Team:KCL UK/Results

Results

RNA interference (RNAi) is a biological process found in nearly all human cells in which small double -stranded RNA molecules inhibit the expression of specific genes by targeting mRNA transcripts for degradation(1). Since it’s discovery in 1998, researchers have been able to readily exploit the cellular machinery of this pathway by designing synthetic RNA molecules, known as small interfering RNA(siRNA), for targeted suppression of specific genes(2). The ‘programmable’ nature of siRNA technology allows for therapeutic application where RNAi-based therapies present a novel approach to treatment of several illnesses that can not be improved by conventional small molecule drugs(2).
RNAi-based therapies are especially desirable for the treatment of rare genetic diseases. Rare genetic diseases are typically single gene mutations that may result in the production of abnormal protein products or aberrations in gene expression levels resulting in overproduction of proteins(3). Therefore, siRNA -mediated suppression of target mRNA transcripts encoding these proteins would have an immediate impact on ameliorating the symptoms. Similar to other drug molecules, the appropriate concentration or dosage of siRNA delivered to patients is essential for therapeutic efficacy and limiting side effects. Determining the appropriate dose for an individual depends on the extend to which protein expression levels are mis-regulated which is primarily influenced by translation efficiency.

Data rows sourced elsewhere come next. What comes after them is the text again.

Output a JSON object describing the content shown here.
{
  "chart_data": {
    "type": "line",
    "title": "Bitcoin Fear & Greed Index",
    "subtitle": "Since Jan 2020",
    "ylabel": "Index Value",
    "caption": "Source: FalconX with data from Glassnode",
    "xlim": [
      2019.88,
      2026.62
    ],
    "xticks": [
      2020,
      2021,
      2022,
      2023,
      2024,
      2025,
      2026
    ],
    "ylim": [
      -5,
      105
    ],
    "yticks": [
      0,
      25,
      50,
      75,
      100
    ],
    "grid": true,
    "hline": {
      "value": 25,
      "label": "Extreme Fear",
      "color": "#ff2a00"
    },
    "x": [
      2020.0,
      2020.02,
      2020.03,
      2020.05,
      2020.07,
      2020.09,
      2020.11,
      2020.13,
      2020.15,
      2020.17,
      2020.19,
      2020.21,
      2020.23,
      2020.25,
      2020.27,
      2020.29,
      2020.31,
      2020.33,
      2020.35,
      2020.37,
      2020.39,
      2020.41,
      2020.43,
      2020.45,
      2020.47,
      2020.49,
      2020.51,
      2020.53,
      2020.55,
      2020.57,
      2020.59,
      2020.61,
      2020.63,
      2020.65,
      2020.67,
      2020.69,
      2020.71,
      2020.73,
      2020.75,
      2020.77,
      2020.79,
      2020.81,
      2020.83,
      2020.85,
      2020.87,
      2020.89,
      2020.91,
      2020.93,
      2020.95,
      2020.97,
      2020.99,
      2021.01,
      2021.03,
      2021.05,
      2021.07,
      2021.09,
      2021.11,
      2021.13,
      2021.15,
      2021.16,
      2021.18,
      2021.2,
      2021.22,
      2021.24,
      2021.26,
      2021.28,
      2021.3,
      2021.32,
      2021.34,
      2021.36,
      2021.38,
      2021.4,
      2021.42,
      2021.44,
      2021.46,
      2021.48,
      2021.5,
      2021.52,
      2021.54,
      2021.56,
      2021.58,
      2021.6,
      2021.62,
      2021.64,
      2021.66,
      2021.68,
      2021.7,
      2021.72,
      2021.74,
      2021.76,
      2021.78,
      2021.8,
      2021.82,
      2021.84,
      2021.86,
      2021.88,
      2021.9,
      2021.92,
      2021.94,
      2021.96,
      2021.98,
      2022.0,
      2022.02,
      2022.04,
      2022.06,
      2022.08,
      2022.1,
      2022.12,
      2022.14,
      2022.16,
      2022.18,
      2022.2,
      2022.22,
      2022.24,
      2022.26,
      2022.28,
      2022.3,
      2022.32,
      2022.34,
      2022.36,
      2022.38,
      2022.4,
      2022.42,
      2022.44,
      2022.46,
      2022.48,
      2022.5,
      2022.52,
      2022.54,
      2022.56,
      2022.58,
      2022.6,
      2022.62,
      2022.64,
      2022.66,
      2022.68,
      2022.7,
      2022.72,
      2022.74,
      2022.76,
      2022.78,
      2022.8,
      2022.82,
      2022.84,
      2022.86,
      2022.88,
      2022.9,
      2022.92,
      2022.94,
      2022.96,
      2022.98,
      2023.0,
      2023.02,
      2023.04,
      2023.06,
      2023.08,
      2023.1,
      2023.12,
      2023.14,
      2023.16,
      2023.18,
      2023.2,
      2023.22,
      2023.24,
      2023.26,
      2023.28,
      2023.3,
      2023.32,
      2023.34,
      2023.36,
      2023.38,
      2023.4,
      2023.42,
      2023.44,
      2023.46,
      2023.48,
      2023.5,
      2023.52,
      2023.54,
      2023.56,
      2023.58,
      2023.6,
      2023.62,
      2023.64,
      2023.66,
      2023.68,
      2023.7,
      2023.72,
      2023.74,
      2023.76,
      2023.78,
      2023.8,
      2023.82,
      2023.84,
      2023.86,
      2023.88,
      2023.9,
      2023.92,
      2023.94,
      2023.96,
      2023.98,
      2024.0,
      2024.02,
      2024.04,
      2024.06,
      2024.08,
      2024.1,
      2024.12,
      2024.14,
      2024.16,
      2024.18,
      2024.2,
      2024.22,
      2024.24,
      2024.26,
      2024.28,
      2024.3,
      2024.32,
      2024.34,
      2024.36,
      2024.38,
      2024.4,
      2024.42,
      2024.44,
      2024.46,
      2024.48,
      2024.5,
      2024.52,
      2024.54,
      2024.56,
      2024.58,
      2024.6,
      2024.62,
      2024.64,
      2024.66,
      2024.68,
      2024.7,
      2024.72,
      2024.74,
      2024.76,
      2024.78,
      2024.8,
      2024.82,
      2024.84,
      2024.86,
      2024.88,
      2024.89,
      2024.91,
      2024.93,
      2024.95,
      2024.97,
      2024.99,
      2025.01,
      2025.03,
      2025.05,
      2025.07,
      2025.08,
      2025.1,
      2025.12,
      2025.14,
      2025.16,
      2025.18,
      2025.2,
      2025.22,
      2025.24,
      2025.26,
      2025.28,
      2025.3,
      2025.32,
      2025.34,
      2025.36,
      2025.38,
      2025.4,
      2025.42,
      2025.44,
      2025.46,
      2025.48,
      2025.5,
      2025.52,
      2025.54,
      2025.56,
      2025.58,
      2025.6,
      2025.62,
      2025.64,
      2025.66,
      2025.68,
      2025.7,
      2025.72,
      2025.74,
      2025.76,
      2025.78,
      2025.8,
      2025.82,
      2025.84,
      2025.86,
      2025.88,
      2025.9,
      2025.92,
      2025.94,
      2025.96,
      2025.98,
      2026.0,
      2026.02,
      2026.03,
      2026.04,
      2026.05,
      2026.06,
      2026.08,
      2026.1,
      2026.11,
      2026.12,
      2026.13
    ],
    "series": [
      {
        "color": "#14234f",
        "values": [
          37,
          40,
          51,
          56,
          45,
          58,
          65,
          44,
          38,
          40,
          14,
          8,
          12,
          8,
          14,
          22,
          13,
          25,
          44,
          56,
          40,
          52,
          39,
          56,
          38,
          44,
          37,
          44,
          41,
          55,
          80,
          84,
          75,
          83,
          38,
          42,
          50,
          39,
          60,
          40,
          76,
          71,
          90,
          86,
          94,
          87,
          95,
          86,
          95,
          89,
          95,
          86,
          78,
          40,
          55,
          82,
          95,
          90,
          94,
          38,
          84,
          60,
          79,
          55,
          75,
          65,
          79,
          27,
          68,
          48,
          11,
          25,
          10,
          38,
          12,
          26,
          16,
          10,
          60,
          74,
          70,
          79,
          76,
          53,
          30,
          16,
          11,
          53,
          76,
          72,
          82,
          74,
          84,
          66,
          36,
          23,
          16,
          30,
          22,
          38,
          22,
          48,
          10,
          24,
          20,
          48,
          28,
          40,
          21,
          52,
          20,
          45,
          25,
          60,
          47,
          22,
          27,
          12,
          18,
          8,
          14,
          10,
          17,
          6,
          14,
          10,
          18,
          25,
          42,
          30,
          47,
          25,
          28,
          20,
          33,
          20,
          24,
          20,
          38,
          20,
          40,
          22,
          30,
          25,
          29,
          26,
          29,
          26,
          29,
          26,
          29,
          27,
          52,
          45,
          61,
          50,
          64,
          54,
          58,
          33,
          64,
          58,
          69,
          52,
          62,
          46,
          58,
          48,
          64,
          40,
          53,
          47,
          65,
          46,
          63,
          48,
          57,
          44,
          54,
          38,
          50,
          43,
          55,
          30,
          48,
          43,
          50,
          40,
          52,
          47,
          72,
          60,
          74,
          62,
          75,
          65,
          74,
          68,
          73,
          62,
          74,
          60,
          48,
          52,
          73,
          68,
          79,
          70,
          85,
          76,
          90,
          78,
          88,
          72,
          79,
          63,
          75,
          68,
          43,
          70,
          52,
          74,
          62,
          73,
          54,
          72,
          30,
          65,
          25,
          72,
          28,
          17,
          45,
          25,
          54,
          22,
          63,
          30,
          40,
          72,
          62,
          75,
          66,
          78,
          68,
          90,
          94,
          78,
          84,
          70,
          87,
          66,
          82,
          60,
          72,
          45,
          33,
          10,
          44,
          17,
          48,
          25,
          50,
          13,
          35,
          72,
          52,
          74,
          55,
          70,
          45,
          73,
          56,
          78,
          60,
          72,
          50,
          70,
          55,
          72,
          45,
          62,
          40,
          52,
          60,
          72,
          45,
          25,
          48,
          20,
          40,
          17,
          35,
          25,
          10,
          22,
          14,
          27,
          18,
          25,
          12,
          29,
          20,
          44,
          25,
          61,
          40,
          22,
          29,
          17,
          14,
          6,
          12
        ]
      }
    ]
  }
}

A patient with significantly high levels of aberrant protein expression would require a different dose or frequency of dosing compared to another patient with lower expression levels.
In order to tackle this issue, our team is able to apply the knowledge that we gained from our RNAi wet lab studies alongside calculations from our software tools to assist in providing estimates for siRNA dosing. As mentioned previously, the extend to which protein expression levels are mis-regulated is influenced by translation efficiency of the mRNA transcripts. Therefore, by using calculations derived from our CapsidBuilder software tool, readjustments to baseline translation efficiencies, which is proportional to protein expression levels, may be used to determine a new and reduced expression level that is comparable to healthy individuals. The translation efficiency is a value that represents the percentage of transcribed mRNA sequences that are occupied by the ribosomes. When adjusting this value to lower efficiency levels(since the patient has abnormally high levels), we are therefore reducing expression by decreasing the probability of ribosomal occupying the mRNA transcript. As a result, the number of remaining unbound transcripts may then be assumed to be available for siRNA targeting. In this way, a siRNA molecule concentration may be estimated from these calculations and can be used as an initial resource to inform researchers or clinicians of a projected dosing range for a specific patient. All in all, through our project we hope to encourage the use of multidisciplinary approaches to navigate the progression of gene therapy technology for the betterment of patient care.

References

  1. Setten, R. L. et al. (2019) The current state and future directions of RNAi-based therapeutics.
  2. Soutschek, J. et al. (2004) Therapeutic silencing of an endogenous gene by systemic administration of modified siRNAs.
  3. Chial, H. (2008) Rare Genetic Disorders: Learning About Genetic Disease Through Gene Mapping, SNPs, and Microarray Data.